Notably, we did not observe any association between the MOCART score and the rate of failure and revision. This finding suggests that the MOCART score does not have a prognostic value in the assessment of the outcomes of surgical management of OL in the knee and talus. Also, the MOCART score did not have sufficient inter-rater reproducibility to allow reliable and univocal use in clinical practice [1].
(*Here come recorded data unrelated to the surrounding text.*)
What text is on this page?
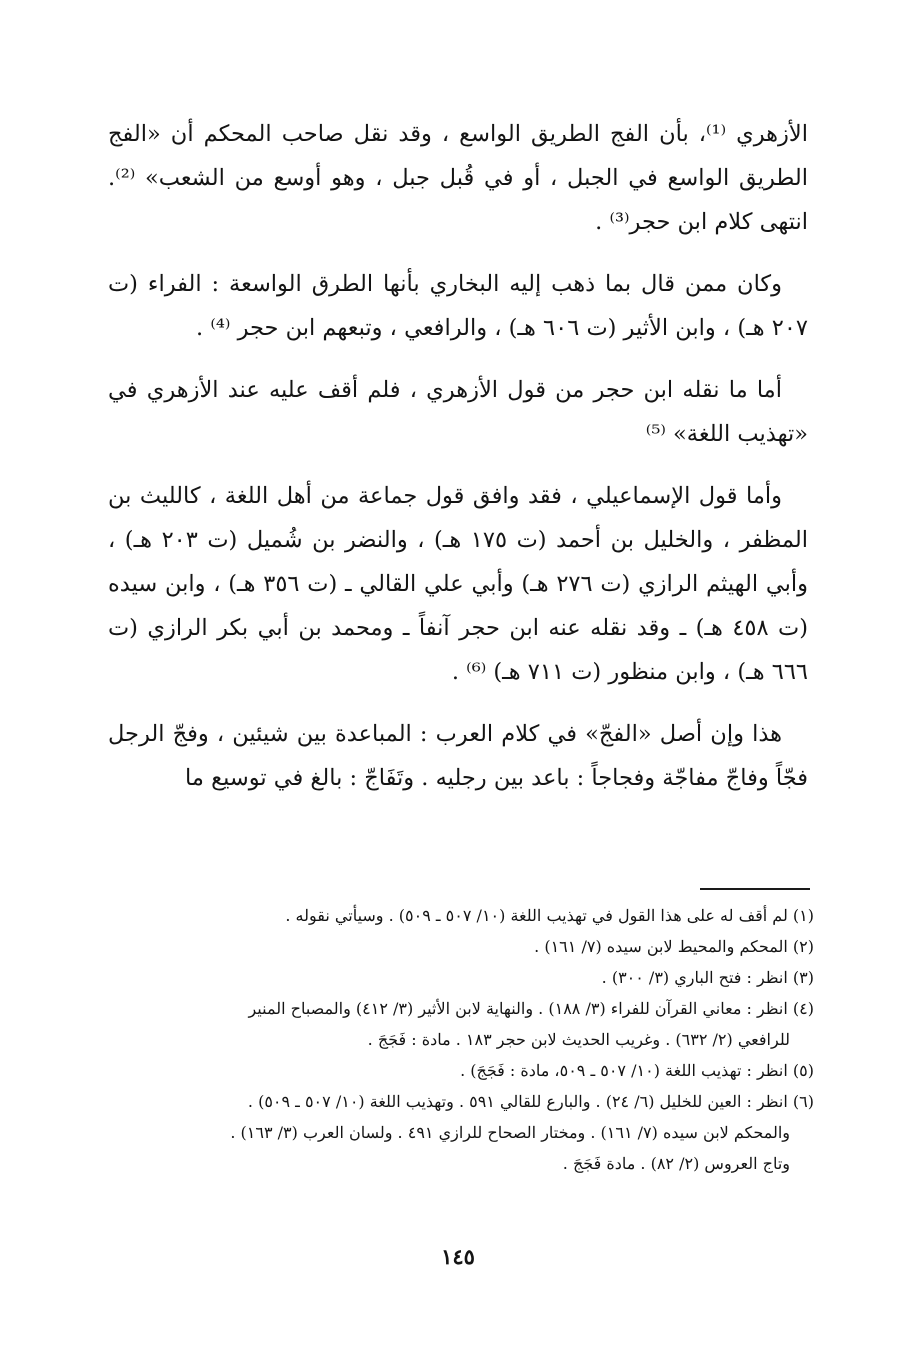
الأزهري ⁽¹⁾، بأن الفج الطريق الواسع ، وقد نقل صاحب المحكم أن «الفج الطريق الواسع في الجبل ، أو في قُبل جبل ، وهو أوسع من الشعب» ⁽²⁾. انتهى كلام ابن حجر⁽³⁾ .

وكان ممن قال بما ذهب إليه البخاري بأنها الطرق الواسعة : الفراء (ت ٢٠٧ هـ) ، وابن الأثير (ت ٦٠٦ هـ) ، والرافعي ، وتبعهم ابن حجر ⁽⁴⁾ .

أما ما نقله ابن حجر من قول الأزهري ، فلم أقف عليه عند الأزهري في «تهذيب اللغة» ⁽⁵⁾

وأما قول الإسماعيلي ، فقد وافق قول جماعة من أهل اللغة ، كالليث بن المظفر ، والخليل بن أحمد (ت ١٧٥ هـ) ، والنضر بن شُميل (ت ٢٠٣ هـ) ، وأبي الهيثم الرازي (ت ٢٧٦ هـ) وأبي علي القالي ـ (ت ٣٥٦ هـ) ، وابن سيده (ت ٤٥٨ هـ) ـ وقد نقله عنه ابن حجر آنفاً ـ ومحمد بن أبي بكر الرازي (ت ٦٦٦ هـ) ، وابن منظور (ت ٧١١ هـ) ⁽⁶⁾ .

هذا وإن أصل «الفجّ» في كلام العرب : المباعدة بين شيئين ، وفجّ الرجل فجّاً وفاجّ مفاجّة وفجاجاً : باعد بين رجليه . وتَفَاجّ : بالغ في توسيع ما

(١) لم أقف له على هذا القول في تهذيب اللغة (١٠/ ٥٠٧ ـ ٥٠٩) . وسيأتي نقوله .

(٢) المحكم والمحيط لابن سيده (٧/ ١٦١) .

(٣) انظر : فتح الباري (٣/ ٣٠٠) .

(٤) انظر : معاني القرآن للفراء (٣/ ١٨٨) . والنهاية لابن الأثير (٣/ ٤١٢) والمصباح المنير

للرافعي (٢/ ٦٣٢) . وغريب الحديث لابن حجر ١٨٣ . مادة : فَجَجَ .

(٥) انظر : تهذيب اللغة (١٠/ ٥٠٧ ـ ٥٠٩، مادة : فَجَجَ) .

(٦) انظر : العين للخليل (٦/ ٢٤) . والبارع للقالي ٥٩١ . وتهذيب اللغة (١٠/ ٥٠٧ ـ ٥٠٩) .

والمحكم لابن سيده (٧/ ١٦١) . ومختار الصحاح للرازي ٤٩١ . ولسان العرب (٣/ ١٦٣) .

وتاج العروس (٢/ ٨٢) . مادة فَجَجَ .

١٤٥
Three modified versions of the MOCART score are presently available, namely the MOCART 2.0 [19], the modified MOCART [20] and the MOCART 3D [10]. The modified MOCART showed inhomogeneous inter-class correlation coefficients, and no strong correlation could be established between the score and the arthroscopic findings in OL of the talus [20]. The MOCART 2.0 also did not show any association with clinical parameters [2]. On the other hand, however, many items of the MOCART and MOCART 3D showed good correlations with histological scoring systems [10]. Given these limitations, it is difficult to interpret the lack of relationship between age, sex, BMI and defect size and the MOCART score. One possible key is that the MOCART score is not influenced by these factors, or that age, sex and BMI do not influence the extent of OL lesions. The available data do not allow clarification of this issue.
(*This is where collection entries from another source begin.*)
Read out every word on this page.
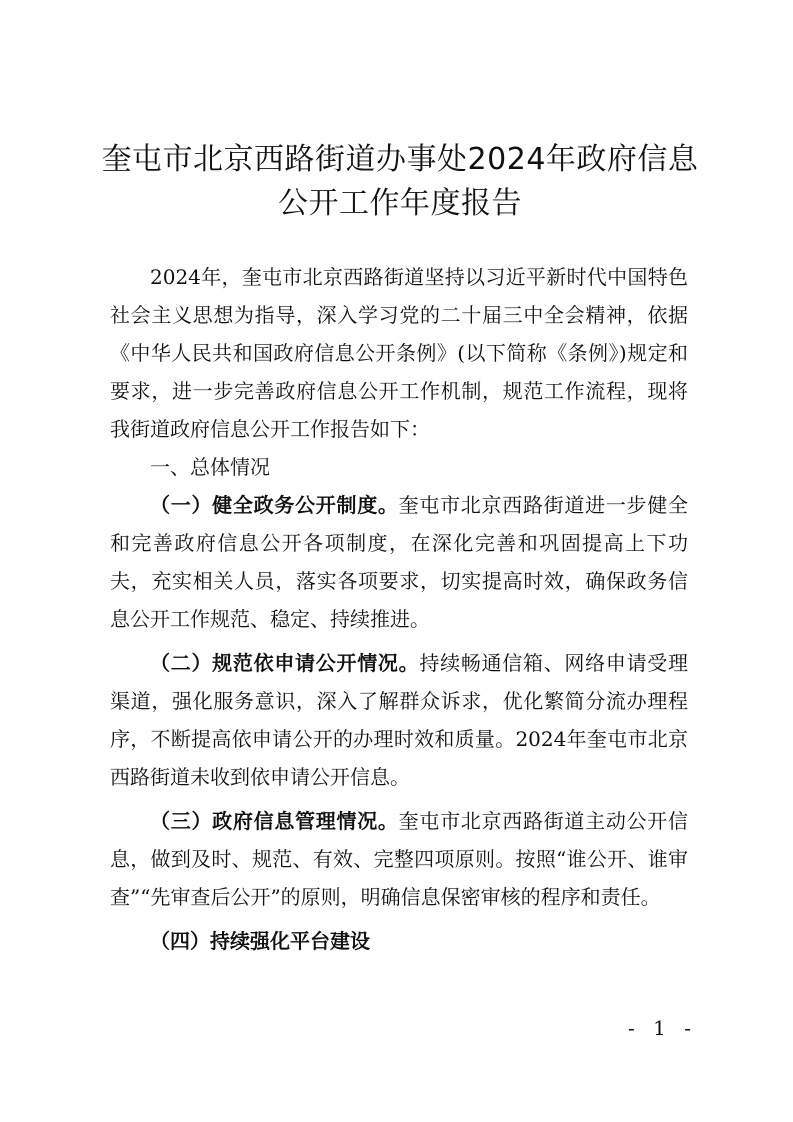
奎屯市北京西路街道办事处2024年政府信息
公开工作年度报告

2024年，奎屯市北京西路街道坚持以习近平新时代中国特色社会主义思想为指导，深入学习党的二十届三中全会精神，依据《中华人民共和国政府信息公开条例》(以下简称《条例》)规定和要求，进一步完善政府信息公开工作机制，规范工作流程，现将我街道政府信息公开工作报告如下：

一、总体情况

（一）健全政务公开制度。奎屯市北京西路街道进一步健全和完善政府信息公开各项制度，在深化完善和巩固提高上下功夫，充实相关人员，落实各项要求，切实提高时效，确保政务信息公开工作规范、稳定、持续推进。

（二）规范依申请公开情况。持续畅通信箱、网络申请受理渠道，强化服务意识，深入了解群众诉求，优化繁简分流办理程序，不断提高依申请公开的办理时效和质量。2024年奎屯市北京西路街道未收到依申请公开信息。

（三）政府信息管理情况。奎屯市北京西路街道主动公开信息，做到及时、规范、有效、完整四项原则。按照“谁公开、谁审查”“先审查后公开”的原则，明确信息保密审核的程序和责任。

（四）持续强化平台建设

- 1 -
Overall, the question arises whether MRI is a reliable enough tool to assess chondral damage and to follow-up OL treatment, or whether the MOCART score is not a powerful enough tool to allow association of imaging and clinical data. Numerous studies support the use of MRI when following patients with OL of the knee and of the talus. MRI changes of the chondral surface correlate with the structure of the underlying trabecular bone [18], and the combination of clinical parameters with specific MR imaging acquisition represents a promising tool in the follow-up of OL treatment [4, 10]. These findings, combined with the findings of a present study, support the hypothesis that the MOCART score, more than the MRI itself, is not a reliable tool in the follow-up of patients who underwent surgical treatment of OL lesions. However, strong evidence supporting the use of MRI as gold standard in the assessment of OL and its treatment is still lacking [7].

This study does not come without limitations. First, only the evaluation of the MOCART score and not of its successive implementation was possible given the lack of data available for the analysis. Although several studies focused on the management of chondral defects of the knee and talus, relevant quantitative data available for inclusion and analysis were limited. The lack of RCTs also represent an inevitable bias in the interpretation of the results.

Conclusion

The MOCART score demonstrated no association with patient characteristics and surgical outcome in patients who underwent surgical management for chondral defects of the knee and talus.